Ingredients
Equipment
Method
Instructions
- Place Oreo cookies in a food processor and pulse until fine crumbs form. Alternatively, place cookies in a sealed zip-top bag and crush using a rolling pin until reduced to fine crumbs.
- Transfer cookie crumbs to a mixing bowl. Add softened cream cheese and stir with a spatula until completely combined and uniform in color.
- Scoop tablespoon-sized portions of the mixture and roll into firm balls between your palms. Place each truffle onto a parchment-lined baking sheet. Repeat until all mixture is shaped.
- Chill truffle balls in the refrigerator for 30 minutes or freezer for 15 minutes until firm enough for dipping.

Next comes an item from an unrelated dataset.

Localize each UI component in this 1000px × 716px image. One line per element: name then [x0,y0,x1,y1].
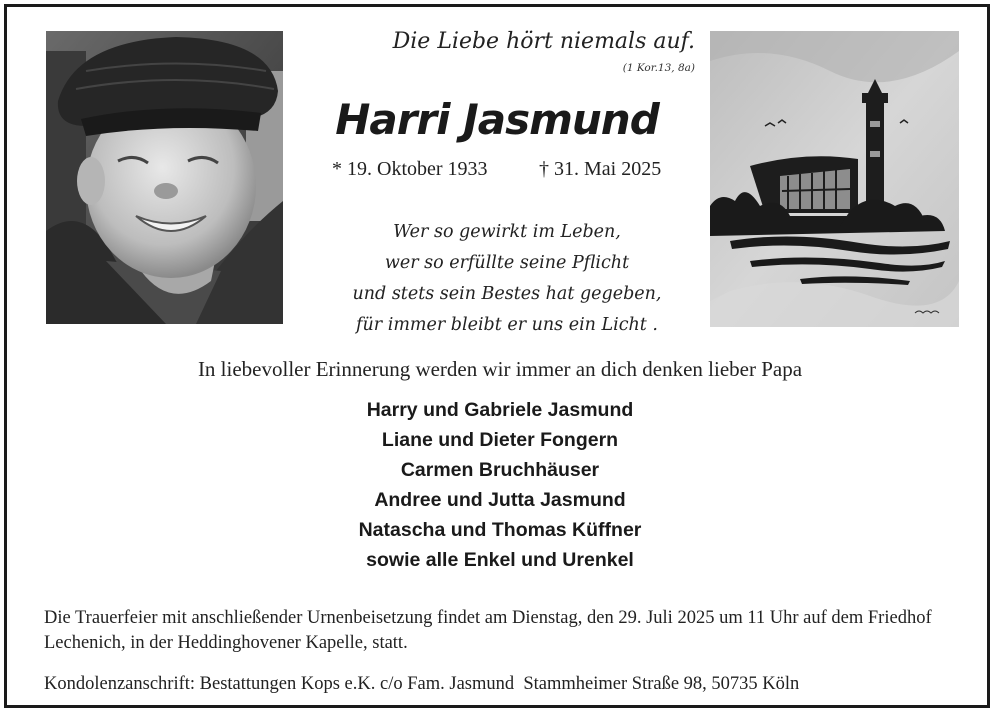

- Melt candy melts in a microwave-safe bowl in 30-second intervals at medium power, stirring between each session until smooth. Stir in vegetable shortening if desired for a shinier, smoother finish.
- Using a dipping fork or regular fork, dip each chilled truffle ball into the melted candy coating. Tap gently to remove excess coating, then return to the parchment-lined tray.
- While the coating is still wet, decorate with sprinkles or edible pearls as desired.
- Allow coated truffles to set at room temperature, or chill in the refrigerator for 10 to 15 minutes until the coating is completely hardened.
- Serve chilled. Store leftovers in an airtight container in the refrigerator for up to one week.